漠然と読んだ知識は、居場所がないから残らない。あらかじめ知識の居場所を作っておいて、「この知識は、この知識と関連づけて、脳内地図のこの番地に置いておこう」という態度で教科書や論文を読むと、読んだ分だけ知識が残るし、漠然と読むよりもスピードが上がる。

「偏った」人と、「勉強が得意な」人との差異は、ある問題を解決するにあたって、それぞれが獲得してきた偏見が役に立つのかどうかで決定される。偏見に優劣は存在しないし、問題が変わればもちろん、「使える人」の居場所に立つ顔ぶれも変わってくる。"

 厳密に言うと引用箇所の主題となっている「学習」とは違うのだけれども、研究の進め方、問題の捉え方という点が類似しているように感じている。最近、ラボのメンバーと関わって感じることがあったので備忘録としてまとめておきたい。


 新しく入ってきた院生達は、計算・反応・合成と、それぞれ別のバックグラウンドを持っている。彼らの課題に対するアプローチはそれぞれ個性的で、バックグラウンドに大きく依存している。皆、実験も計算もやらなければいけないテーマを行っているんだけど、例えば、計算出身ならば手を動かす前に量子化学計算で解析するし、反応・合成出身ならとりあえず反応をかけている。
 彼らは自分の慣れ親しんだ技術からアプローチする。効率的だし理にかなっていると思う。


 課題へのアプローチの仕方の違いは、物事の捉え方の違いに由来する。
 自分は化学反応を見るとき、「既知の理論で説明可能な現象か否か」「反応素過程の速度はどのくらいか、現実的に測定可能か」「合成における有用性はあるか」などの観点から理解していく。いずれも自分のバックグラウンドと習得した技術に密接に関係している。また、化学物質それ自体に対しては、数学における変数のようなものだと考えていて、それ自体に対してあまり興味関心を持っていない傾向にある。これも経験に拠って作られた価値観である。
 一方で合成を専門にしている研究者は、物質を合成ルート解析の観点から見るだろう。彼らの頭にストックされた反応の知識と物質の構造が照らし合わされ、「原理的に合成が可能か」「困難か、簡易か」「ルートが既知と類似するか、完全に新規か」などを判断基準にして物事を捉えるかもしれない。専門として向き合ってきた対象と、自分の持つ技術の解決可能な範囲が、物事の解像度に影響を与える。
 もちろん、技術や専門以外にも周囲の常識とか社会的要請、現在の環境などの要素が複雑に絡み合って物事は捉えられ、アプローチの仕方が決定されるわけだけど、その中でも研究という個人に属する活動においては技術という切り口は大きいように思っている。

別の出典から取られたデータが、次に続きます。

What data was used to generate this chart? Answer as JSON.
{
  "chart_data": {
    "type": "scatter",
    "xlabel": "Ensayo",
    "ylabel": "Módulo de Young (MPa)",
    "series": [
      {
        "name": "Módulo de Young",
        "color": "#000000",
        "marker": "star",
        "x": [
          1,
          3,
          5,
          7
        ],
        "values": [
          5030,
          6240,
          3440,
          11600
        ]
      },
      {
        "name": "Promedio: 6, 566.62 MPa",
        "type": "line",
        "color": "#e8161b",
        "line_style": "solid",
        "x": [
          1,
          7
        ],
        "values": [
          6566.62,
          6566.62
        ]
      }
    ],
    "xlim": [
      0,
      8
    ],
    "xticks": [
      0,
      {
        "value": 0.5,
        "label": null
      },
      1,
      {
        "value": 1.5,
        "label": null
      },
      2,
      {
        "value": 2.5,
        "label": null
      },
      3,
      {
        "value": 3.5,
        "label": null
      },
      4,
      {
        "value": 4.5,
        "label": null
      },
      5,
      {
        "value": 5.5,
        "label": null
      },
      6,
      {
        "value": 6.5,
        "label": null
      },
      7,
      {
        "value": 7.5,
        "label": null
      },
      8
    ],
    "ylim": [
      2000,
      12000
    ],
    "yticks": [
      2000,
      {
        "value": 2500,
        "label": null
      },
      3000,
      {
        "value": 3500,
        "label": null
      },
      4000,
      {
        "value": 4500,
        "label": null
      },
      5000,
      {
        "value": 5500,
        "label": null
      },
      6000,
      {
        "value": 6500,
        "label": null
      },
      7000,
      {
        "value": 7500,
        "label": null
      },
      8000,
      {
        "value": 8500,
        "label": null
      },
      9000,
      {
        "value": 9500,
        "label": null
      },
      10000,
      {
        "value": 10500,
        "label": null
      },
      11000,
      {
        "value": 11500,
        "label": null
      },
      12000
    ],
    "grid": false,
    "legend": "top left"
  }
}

 この分野での経験が少しずつ溜まってきて、使える特殊技術が増えてきた。それと同時に、上記の化学反応の見方のような、独自の「偏見」が強くなってきたように感じる。偏見は、認識した対象を自分の得意なフィールドの中で理解させる。「この技術を持っている自分なら」どう解析するか、「この分野を概観する知識を(とりあえず)持っている自分なら」この結果に価値を見いだせるか、などなど。偏見という色眼鏡をかけることによって自分独自の価値観に照らし合わせて物事を見ることが可能になる。このことで、最初に挙げたエントリー中の「知識の居場所」のように、自分が目にしたデータや読んだ論文は、成形されてから自分の中に居座るようになる。


 色眼鏡を通して見た範囲が広がっていき、様々なものが「知識の居場所」に収まっていくと、それらが自分の中で有機的に結びついていく。この、「偏見を通して見た範囲」が十分に広がり、研究対象を丸ごと自分の価値観から把握できるに至ったとき、面白く・深みを帯びて見えるし、それに対する新しいアプローチを思いつくようになるんだろうなと思っている。現ボスを含むトップクラスの先生と話させていただいたときなど、多岐にわたる事象について独自の観点からの深い見解などが伺えることがあったが、それは専門分野の色眼鏡で世界を見渡した結果かもしれない。いずれにせよ、その境地は遠い。